# Resultant Velocities / Elastic Collision / 1-D?

1. Dec 24, 2014

### julianwitkowski

[Moderator's note: No template because the thread had attracted a fair number of responses before being moved out of Classical]

Hey it's my first post, so I apologize in advance if this is under the wrong forum category... I am just wondering if I did I do this right? If not can you please show me what I've done wrong and show your corrected math.

Thank you!

In an elastic head-on collision, a 0.60 kg cart moving at 5.0 m/s [W] collides with a 0.80 kg cart moving at 2.0 m/s [E].

What is the final velocity of each cart after the collision?

First I changed the frame of reference...

FROM [0.8 kg @ 2 m/s]----> <----[0.6 kg @ -5 m/s]

TO [0.8 kg @ 7 m/s]----> <----[0.6 kg @ 0 m/s]

(are these equations right?)

My work...

v₁'=[(m₁-m₂)/(m₁+m₂)]*v₁

v₁'=[(0.8-0.6)/(0.8+0.6)]*7

v₁'=1

v₂'=[(2* m₁)/(m₁+m₂)]*v₁

v₂'=[(2* 0.8)/(0.8+0.6)]*7

v₂'=8

Final Velocities

vₓ₁= v₁' + -5

vₓ₁= 1 + -5

vₓ₁= -4 m/s

vₓ₂= v₂' + -5

vₓ₂= 8 + -5

vₓ₂= 3 m/s

The final velocity for the 0.8 kg is 4 m/s [W]

The final velocity for the 0.6 kg is 3 m/s [E]

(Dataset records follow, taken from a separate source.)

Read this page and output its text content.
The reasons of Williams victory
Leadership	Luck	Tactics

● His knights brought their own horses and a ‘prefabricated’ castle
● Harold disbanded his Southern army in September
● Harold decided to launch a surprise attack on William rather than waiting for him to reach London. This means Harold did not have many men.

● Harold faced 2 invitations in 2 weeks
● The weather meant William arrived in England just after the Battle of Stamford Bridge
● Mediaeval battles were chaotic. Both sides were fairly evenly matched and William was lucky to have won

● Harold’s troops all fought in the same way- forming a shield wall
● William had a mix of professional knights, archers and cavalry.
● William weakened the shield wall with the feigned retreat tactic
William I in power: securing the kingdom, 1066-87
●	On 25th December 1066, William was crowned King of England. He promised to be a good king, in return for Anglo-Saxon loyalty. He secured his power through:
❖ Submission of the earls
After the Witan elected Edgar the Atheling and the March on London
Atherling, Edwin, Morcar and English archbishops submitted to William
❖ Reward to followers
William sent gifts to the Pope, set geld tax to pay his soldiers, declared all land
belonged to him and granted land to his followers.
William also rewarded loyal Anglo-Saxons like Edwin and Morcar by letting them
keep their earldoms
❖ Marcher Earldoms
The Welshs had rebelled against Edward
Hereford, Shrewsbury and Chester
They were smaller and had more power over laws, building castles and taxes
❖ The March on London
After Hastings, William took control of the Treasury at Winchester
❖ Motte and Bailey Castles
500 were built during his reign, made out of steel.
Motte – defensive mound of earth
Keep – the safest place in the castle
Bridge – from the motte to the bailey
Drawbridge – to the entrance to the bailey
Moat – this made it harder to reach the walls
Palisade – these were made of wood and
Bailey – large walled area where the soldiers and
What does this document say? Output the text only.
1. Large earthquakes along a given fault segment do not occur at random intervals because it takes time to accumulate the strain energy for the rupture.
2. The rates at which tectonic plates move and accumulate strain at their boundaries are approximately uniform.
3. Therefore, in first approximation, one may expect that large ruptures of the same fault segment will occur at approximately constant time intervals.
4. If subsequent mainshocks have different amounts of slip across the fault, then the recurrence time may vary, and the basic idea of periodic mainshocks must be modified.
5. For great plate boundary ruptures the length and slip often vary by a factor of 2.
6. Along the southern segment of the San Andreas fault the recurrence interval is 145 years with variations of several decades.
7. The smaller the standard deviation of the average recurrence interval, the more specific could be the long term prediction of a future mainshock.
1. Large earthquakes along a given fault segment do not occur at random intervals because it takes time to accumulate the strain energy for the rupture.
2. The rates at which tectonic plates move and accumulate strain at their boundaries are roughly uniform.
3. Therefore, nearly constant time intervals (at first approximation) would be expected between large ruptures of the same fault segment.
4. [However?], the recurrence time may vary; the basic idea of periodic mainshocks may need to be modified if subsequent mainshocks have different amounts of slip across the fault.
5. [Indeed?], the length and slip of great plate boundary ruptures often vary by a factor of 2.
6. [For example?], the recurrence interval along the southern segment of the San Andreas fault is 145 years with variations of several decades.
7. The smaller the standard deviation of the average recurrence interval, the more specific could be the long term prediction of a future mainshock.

Last edited by a moderator: Dec 24, 2014
2. Dec 24, 2014

### Bystander

Elastic collision: what all is conserved?

3. Dec 24, 2014

### julianwitkowski

The collision is cushioned by a spring (k = 1200 N/m), but that's only necessary for the second question which is "What is the max compression of the spring?"

4. Dec 24, 2014

### Bystander

What physical quantities are conserved in an elastic collision?

5. Dec 24, 2014

### julianwitkowski

Can you please tell me? I don't know...

6. Dec 24, 2014

### Bystander

You jest. Linear momentum is conserved. Kinetic energy is conserved. You have covered those two concepts, have you not?

7. Dec 24, 2014

### julianwitkowski

I don't know, I'm not really good at physics, but that's what the text book says to do; however, someone asked about this problem on Yahoo answers, and my answer is different from the person who answered it (who is highly ranked in the physics answers section)... I think if I got anything wrong its going back to the ground observer's frame of reference.

8. Dec 24, 2014

### Bystander

One step at a time. What is the linear momentum of the westbound cart? What is the linear momentum of the eastbound cart? Calculate those two values for me, and do NOT shift reference frames, it ain't necessary.

9. Dec 24, 2014

### julianwitkowski

Do you mean like this?

east

p = m*v = 0.8 kg * 2 m/s = 1.6 N/s

west

p = m*v = 0.6 kg * -5 m/s = -3 N/s

10. Dec 24, 2014

### Bystander

Close. Instead of N/s you'll get units of linear momentum, mass x velocity, or kg⋅m/s. Numbers are good. Now, what is the total linear momentum of the system (that's both carts)? And, we can start on step 2: what is the kinetic energy of westbound? What is kinetic energy of eastbound?

11. Dec 24, 2014

### julianwitkowski

p = (m ⋅v) + (m ⋅v) = -1.4 kg ⋅m/s

west ke = ½ m ⋅v² = ½ 0.8 ⋅2² = 1.6 J
east ke = ½ m ⋅v² = ½ 0.6 ⋅-5² = 7.5 J

total ke = ( ½ m ⋅v²)+( ½ m ⋅v²) = 9.1 J

12. Dec 24, 2014

### Bystander

Good. You now have two equations in two unknowns, vE and vW. Solve the total momentum for either in terms of the other, substitute that into the total kinetic energy, and you'll get a quadratic which you can solve. You'll get two roots, and one should be obviously useless, take the other back to total momentum and solve for both velocities.

13. Dec 24, 2014

### julianwitkowski

I read my text book more, and it said, the whole reason you change the frame of reference is to avoid doing all this work, because when you simplify the algebra it comes out to the equations I showed in my question... So really, all I wanted was to see if you got the same answer yourself doing it that I did... The Ke and momentum are of no consequence because they will divide out.